After being credited professionally as Sofia Lazzaro, she began using her current stage name in 1952's La Favorita. Her first starring role was in Aida (1953), for which she received critical acclaim. After playing the lead role in Two Nights with Cleopatra (1953), her breakthrough role was in The Gold of Naples (1954), directed by Vittorio De Sica. Too Bad She's Bad, also released in 1954, became the first of many films in which Loren co-starred with Marcello Mastroianni. Over the next three years she acted in many films such as Scandal in Sorrento (1955) and Lucky to Be a Woman (1956). In 1957, Loren's star had begun to rise in Hollywood, with the films Boy on a Dolphin (her U.S. film debut), Legend of the Lost with John Wayne, and The Pride and the Passion in which she starred opposite Cary Grant and Frank Sinatra.

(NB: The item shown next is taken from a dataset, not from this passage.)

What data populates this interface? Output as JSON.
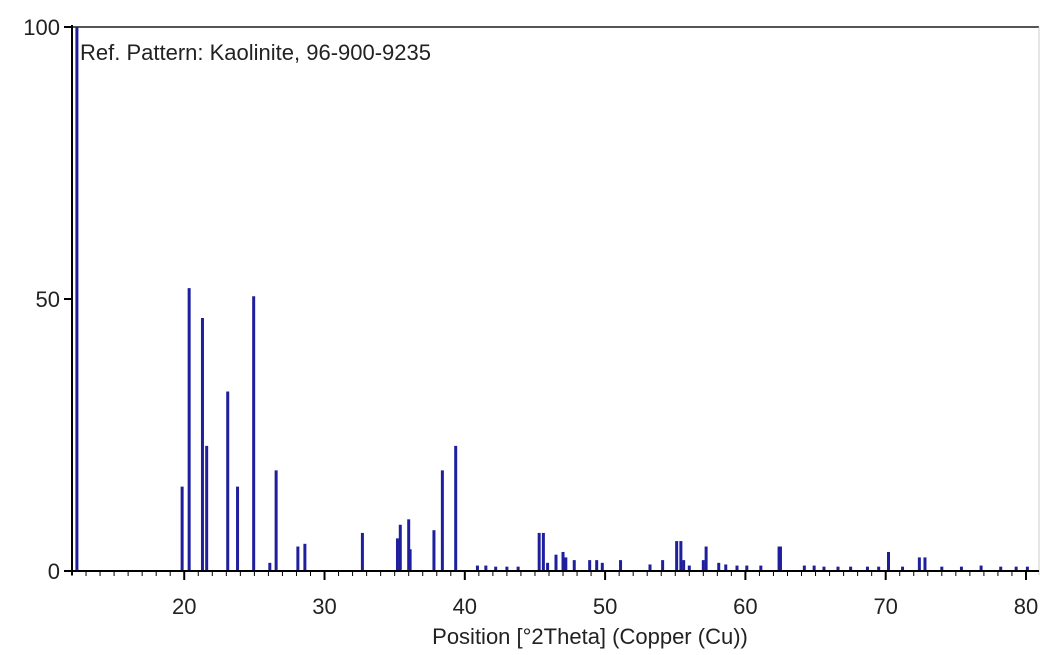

Loren became an international film star with a five-picture contract with Paramount Pictures in 1958. Among her films at this time were Desire Under the Elms with Anthony Perkins, based upon the Eugene O'Neill play; Houseboat, a romantic comedy co-starring Cary Grant; and George Cukor's Heller in Pink Tights, in which she appeared as a blonde for the first time.
In 1961, she starred in Vittorio De Sica's Two Women, a stark, gritty story of a mother who is raped while trying to protect her daughter in war-torn Italy. Originally cast as the daughter, Loren fought against type and was re-cast as the mother (actress Eleonora Brown would portray the daughter). Loren's performance earned her many awards, including the Cannes Film Festival's best performance prize, and an Academy Award for Best Actress, the first major Academy Award for a non-English-language performance and to an Italian actress.
Loren is known for her sharp wit and insight. One of her most frequently-quoted sayings is her quip about her famously-voluptuous figure: "Everything you see, I owe to spaghetti." However, on the December 20, 2009, episode of CBS News Sunday Morning, Loren denied ever saying the line.